Cosa si intende per ‘autosufficienza del ricorso’ in questo caso?
Significa che il ricorso presentato alla Corte di Cassazione deve contenere tutti gli elementi necessari per essere deciso, senza che i giudici debbano cercare informazioni in altri documenti non allegati. Nel caso specifico, il ricorrente non ha allegato la domanda originaria né ha indicato con quale atto avesse richiesto la valutazione del periodo di carcerazione in questione, rendendo impossibile per la Corte verificare la tempestività e la correttezza della sua pretesa.
Quali sono state le conseguenze economiche per il ricorrente?
In seguito alla dichiarazione di inammissibilità del ricorso, il ricorrente è stato condannato, ai sensi dell’art. 616 del codice di procedura penale, al pagamento delle spese processuali e al versamento di una somma di tremila euro in favore della Cassa delle ammende, a causa della sua ‘colpa’ nel presentare un ricorso palesemente infondato.
Testo del provvedimento
Ordinanza di Cassazione Penale Sez. 7 Num. 2317 Anno 2025
Penale Ord. Sez. 7 Num. 2317 Anno 2025
Presidente: COGNOME
Relatore: COGNOME
Data Udienza: 05/12/2024
ORDINANZA
sul ricorso proposto da:
NOME nato a SAN DONA DI PIAVE il 03/05/1973
avverso l’ordinanza del 19/06/2024 del TRIB. SORVEGLIANZA di VENEZIA
dato avviso alle parti;
udita la relazione svolta dal Consigliere NOME COGNOME;
RITENUTO IN FATTO E CONSIDERATO IN DIRITTO
Visti gli atti.
Esaminati il ricorso ed il provvedimento impugnato.

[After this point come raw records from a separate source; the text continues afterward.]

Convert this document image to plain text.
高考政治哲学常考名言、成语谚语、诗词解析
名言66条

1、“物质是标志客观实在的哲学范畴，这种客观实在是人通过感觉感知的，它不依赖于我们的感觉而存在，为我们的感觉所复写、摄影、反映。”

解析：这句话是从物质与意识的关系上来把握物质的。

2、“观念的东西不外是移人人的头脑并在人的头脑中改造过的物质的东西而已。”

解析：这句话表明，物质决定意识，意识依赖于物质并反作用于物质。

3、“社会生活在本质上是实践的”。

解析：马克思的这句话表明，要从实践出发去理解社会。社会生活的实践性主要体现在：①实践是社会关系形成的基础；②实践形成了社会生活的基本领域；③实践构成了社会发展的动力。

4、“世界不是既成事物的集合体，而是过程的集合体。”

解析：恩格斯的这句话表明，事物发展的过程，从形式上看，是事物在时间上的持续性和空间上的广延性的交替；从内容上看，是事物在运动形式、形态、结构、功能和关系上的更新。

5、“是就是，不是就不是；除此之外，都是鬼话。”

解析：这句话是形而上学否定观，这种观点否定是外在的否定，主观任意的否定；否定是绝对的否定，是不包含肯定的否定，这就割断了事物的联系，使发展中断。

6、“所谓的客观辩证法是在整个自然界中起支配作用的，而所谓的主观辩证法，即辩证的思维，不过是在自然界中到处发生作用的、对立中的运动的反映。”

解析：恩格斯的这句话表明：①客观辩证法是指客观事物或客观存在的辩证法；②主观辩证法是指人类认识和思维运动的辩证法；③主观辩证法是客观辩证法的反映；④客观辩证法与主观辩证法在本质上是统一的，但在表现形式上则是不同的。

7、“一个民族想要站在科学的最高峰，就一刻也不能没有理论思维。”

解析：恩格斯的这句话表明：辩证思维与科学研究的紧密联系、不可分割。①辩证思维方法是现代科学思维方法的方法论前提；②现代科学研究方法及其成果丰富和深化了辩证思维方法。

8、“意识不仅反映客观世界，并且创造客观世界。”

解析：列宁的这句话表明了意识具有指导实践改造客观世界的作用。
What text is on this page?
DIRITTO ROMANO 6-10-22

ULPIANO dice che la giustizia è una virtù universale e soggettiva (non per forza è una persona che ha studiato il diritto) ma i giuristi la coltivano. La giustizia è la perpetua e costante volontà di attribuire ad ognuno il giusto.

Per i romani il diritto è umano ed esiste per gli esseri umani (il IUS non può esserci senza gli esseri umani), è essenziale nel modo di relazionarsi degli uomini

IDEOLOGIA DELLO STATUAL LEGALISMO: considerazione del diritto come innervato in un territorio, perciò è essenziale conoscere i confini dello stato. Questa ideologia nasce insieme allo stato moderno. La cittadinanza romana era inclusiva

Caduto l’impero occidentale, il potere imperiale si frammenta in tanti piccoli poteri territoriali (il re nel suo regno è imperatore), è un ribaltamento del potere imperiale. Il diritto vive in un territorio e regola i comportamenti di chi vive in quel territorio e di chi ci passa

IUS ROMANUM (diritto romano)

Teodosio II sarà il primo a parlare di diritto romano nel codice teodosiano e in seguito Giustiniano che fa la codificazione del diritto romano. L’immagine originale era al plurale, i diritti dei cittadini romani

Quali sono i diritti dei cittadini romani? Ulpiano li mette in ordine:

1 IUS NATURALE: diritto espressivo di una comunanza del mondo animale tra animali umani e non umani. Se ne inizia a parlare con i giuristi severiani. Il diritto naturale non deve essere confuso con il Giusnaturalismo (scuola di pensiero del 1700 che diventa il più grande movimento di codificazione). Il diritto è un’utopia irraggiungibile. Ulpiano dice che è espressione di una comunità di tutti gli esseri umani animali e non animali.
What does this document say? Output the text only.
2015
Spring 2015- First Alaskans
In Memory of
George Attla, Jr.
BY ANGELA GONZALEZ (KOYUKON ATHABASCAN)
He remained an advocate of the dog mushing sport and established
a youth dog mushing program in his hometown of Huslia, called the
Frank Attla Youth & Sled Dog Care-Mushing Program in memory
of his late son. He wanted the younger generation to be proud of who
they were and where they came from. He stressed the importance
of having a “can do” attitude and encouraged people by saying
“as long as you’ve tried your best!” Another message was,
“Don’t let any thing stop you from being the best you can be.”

Considerato che il ricorso proposto da NOME COGNOME è manifestamente infondato poiché esso riguarda la richiesta ex art. 35-ter Ord. pen. per il periodo di detenzione presso il carcere di Vicenza che, però, non era stata oggetto della domanda originaria, essendo stata introdotta soltanto in sede di reclamo avanti il Tribunale sorveglianza di Venezia;
Ritenuto, in particolare, che il ricorso difetta del requisito della autosuffici poiché il condannato ha omesso di allegare allo stesso l’originaria domanda e, in ogni caso, non ha indicato con quale atto aveva richiesto di valutare anche il periodo di carcerazione sofferta presso il carcere sopra indicato;
Rilevato che il ricorso deve essere, pertanto, dichiarato inammissibile e che il ricorrente deve essere condannato, in forza del disposto dell’art. 616 cod. proc. pen., a pagamento delle spese processuali e della somma, ritenuta congrua, di euro tremila in favore della Cassa delle ammende, non esulando profili di colpa nella presentazione del ricorso (Corte cost., sent. n. 186 del 2000);
P.Q.M.
Dichiara inammissibile il ricorso e condanna il ricorrente al pagamento delle spese processuali e della somma di euro tremila in favore della Cassa delle ammende. Così deciso in Roma, il 5 dicembre 2024.